NVIDIA / Megatron-LM

Ongoing research training transformer models at scale
https://docs.nvidia.com/megatron-core/developer-guide/latest/user-guide/index.html#quick-start
Other
9.42k stars 2.12k forks source link

Speed comparison between tensor parallel and pipeline parallel #258

Open kisseternity opened 1 year ago

kisseternity commented 1 year ago

Hello, I have compared the training speed between tensor parallel and pipeline parallel in Megatron with a DGX A100 node. I find that when the micro-batch-size and gradient accumulation steps are big enough, pure pipeline parallism runs faster than pure tensor parallelism, with over 30% speed up.

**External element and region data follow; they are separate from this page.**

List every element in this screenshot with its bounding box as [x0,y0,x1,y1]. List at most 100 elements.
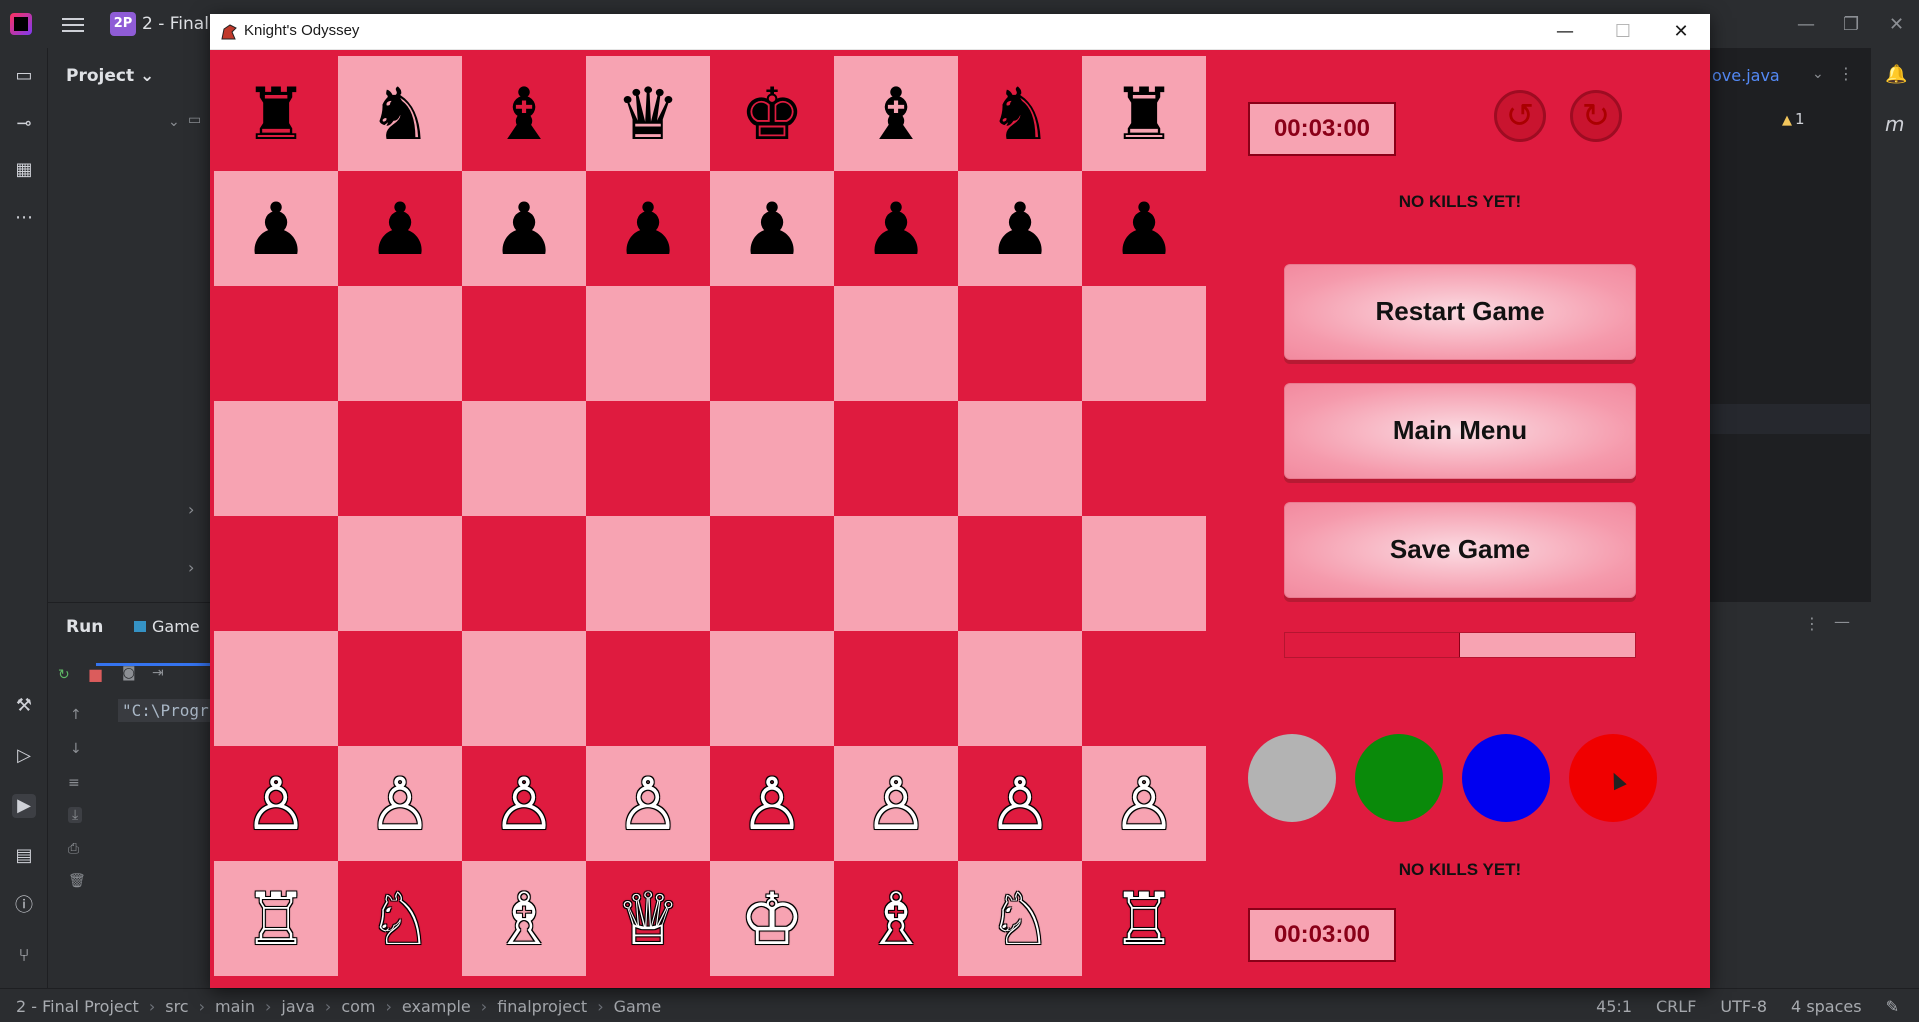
maximize-button[interactable]: ☐ [1594,14,1652,50]
white-pawn-icon[interactable]: ♙ [616,768,681,840]
black-bishop-icon[interactable]: ♝ [864,78,929,150]
board-square[interactable]: ♙ [710,746,834,861]
editor-tab[interactable]: ove.java [1712,66,1780,85]
project-name[interactable]: 2 - Final [142,14,209,34]
black-pawn-icon[interactable]: ♟ [740,193,805,265]
terminal-icon[interactable]: ▤ [12,844,36,868]
run-label[interactable]: Run [66,617,103,637]
color-swatch-green[interactable] [1355,734,1443,822]
board-square[interactable] [214,631,338,746]
board-square[interactable]: ♔ [710,861,834,976]
undo-button[interactable]: ↺ [1494,90,1546,142]
board-square[interactable] [214,286,338,401]
board-square[interactable]: ♝ [834,56,958,171]
black-rook-icon[interactable]: ♜ [1112,78,1177,150]
white-pawn-icon[interactable]: ♙ [492,768,557,840]
maven-icon[interactable]: m [1885,112,1904,136]
board-square[interactable]: ♙ [1082,746,1206,861]
board-square[interactable] [834,401,958,516]
black-pawn-icon[interactable]: ♟ [616,193,681,265]
board-square[interactable] [462,401,586,516]
main-menu-button[interactable]: Main Menu [1284,383,1636,479]
black-pawn-icon[interactable]: ♟ [492,193,557,265]
board-square[interactable]: ♟ [462,171,586,286]
color-swatch-gray[interactable] [1248,734,1336,822]
black-pawn-icon[interactable]: ♟ [368,193,433,265]
board-square[interactable] [710,286,834,401]
board-square[interactable] [338,516,462,631]
board-square[interactable]: ♙ [586,746,710,861]
board-square[interactable] [586,631,710,746]
white-pawn-icon[interactable]: ♙ [740,768,805,840]
white-pawn-icon[interactable]: ♙ [244,768,309,840]
commit-icon[interactable]: ⊸ [12,112,36,136]
board-square[interactable]: ♙ [214,746,338,861]
warning-count[interactable]: 1 [1782,110,1805,128]
board-square[interactable]: ♞ [338,56,462,171]
board-square[interactable] [710,401,834,516]
chevron-down-icon[interactable]: ⌄ [168,114,180,130]
board-square[interactable] [834,631,958,746]
board-square[interactable] [1082,516,1206,631]
board-square[interactable]: ♟ [710,171,834,286]
white-pawn-icon[interactable]: ♙ [988,768,1053,840]
board-square[interactable] [462,631,586,746]
print-icon[interactable]: ⎙ [68,841,79,857]
board-square[interactable]: ♜ [214,56,338,171]
breadcrumb-item[interactable]: 2 - Final Project [16,997,139,1016]
board-square[interactable] [338,401,462,516]
black-pawn-icon[interactable]: ♟ [1112,193,1177,265]
board-square[interactable] [834,286,958,401]
breadcrumb-item[interactable]: example [402,997,471,1016]
lock-icon[interactable]: ✎ [1886,997,1899,1016]
breadcrumb-item[interactable]: finalproject [497,997,587,1016]
breadcrumb-item[interactable]: java [281,997,315,1016]
white-bishop-icon[interactable]: ♗ [864,883,929,955]
board-square[interactable]: ♟ [586,171,710,286]
board-square[interactable] [338,286,462,401]
line-separator[interactable]: CRLF [1656,997,1696,1016]
scroll-down-icon[interactable]: ↓ [70,741,82,757]
board-square[interactable]: ♖ [214,861,338,976]
board-square[interactable] [462,286,586,401]
breadcrumb-item[interactable]: Game [614,997,662,1016]
window-titlebar[interactable]: Knight's Odyssey — ☐ ✕ [210,14,1710,50]
rerun-icon[interactable]: ↻ [58,667,70,683]
board-square[interactable]: ♞ [958,56,1082,171]
black-rook-icon[interactable]: ♜ [244,78,309,150]
stop-icon[interactable]: ■ [88,665,103,684]
board-square[interactable]: ♗ [834,861,958,976]
cursor-position[interactable]: 45:1 [1596,997,1632,1016]
ide-maximize-icon[interactable]: ❐ [1843,14,1859,35]
board-square[interactable]: ♟ [1082,171,1206,286]
minimize-button[interactable]: — [1536,14,1594,50]
board-square[interactable] [1082,286,1206,401]
black-pawn-icon[interactable]: ♟ [244,193,309,265]
board-square[interactable] [338,631,462,746]
board-square[interactable]: ♙ [958,746,1082,861]
more-icon[interactable]: ⋯ [12,206,36,230]
close-button[interactable]: ✕ [1652,14,1710,50]
board-square[interactable]: ♟ [958,171,1082,286]
black-queen-icon[interactable]: ♛ [616,78,681,150]
board-square[interactable] [710,516,834,631]
white-queen-icon[interactable]: ♕ [616,883,681,955]
hide-icon[interactable]: — [1834,612,1850,631]
breadcrumb-item[interactable]: src [165,997,188,1016]
run-icon[interactable]: ▶ [12,794,36,818]
board-square[interactable]: ♘ [958,861,1082,976]
board-square[interactable] [958,401,1082,516]
redo-button[interactable]: ↻ [1570,90,1622,142]
board-square[interactable] [958,516,1082,631]
structure-icon[interactable]: ▦ [12,158,36,182]
board-square[interactable] [586,401,710,516]
ide-minimize-icon[interactable]: — [1797,14,1815,35]
save-game-button[interactable]: Save Game [1284,502,1636,598]
black-pawn-icon[interactable]: ♟ [988,193,1053,265]
board-square[interactable] [834,516,958,631]
board-square[interactable] [214,401,338,516]
white-king-icon[interactable]: ♔ [740,883,805,955]
services-icon[interactable]: ▷ [12,744,36,768]
kebab-icon[interactable]: ⋮ [1838,64,1854,83]
board-square[interactable] [1082,631,1206,746]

But in the paper Efficient Large-Scale Language Model Training on GPU Clusters Using Megatron-LM, the conclusion is that inside a server node, it's best practice to use only tensor parallel to achieve highest TFLOPS. image

What I'm curious is that does the TFLOPS equal to training speed? As tensor parallel spends some computation on all_reduce or other communication steps, it seems to have much more to compute than pipeline parallelism naturally. Here is my test environment: DGX A100 node with 8 GPUs. 10 billion, 8 billion and 1 billion params Bert in Megatron by adjusting the hyper-parameters. The comparison is done using 8 tensor parallelism size and 8 pipeline parallelism. Any suggestion and idea is helpful, thanks.

github-actions[bot] commented 1 year ago

Marking as stale. No activity in 60 days. Remove stale label or comment or this will be closed in 7 days.

github-actions[bot] commented 10 months ago

Marking as stale. No activity in 60 days.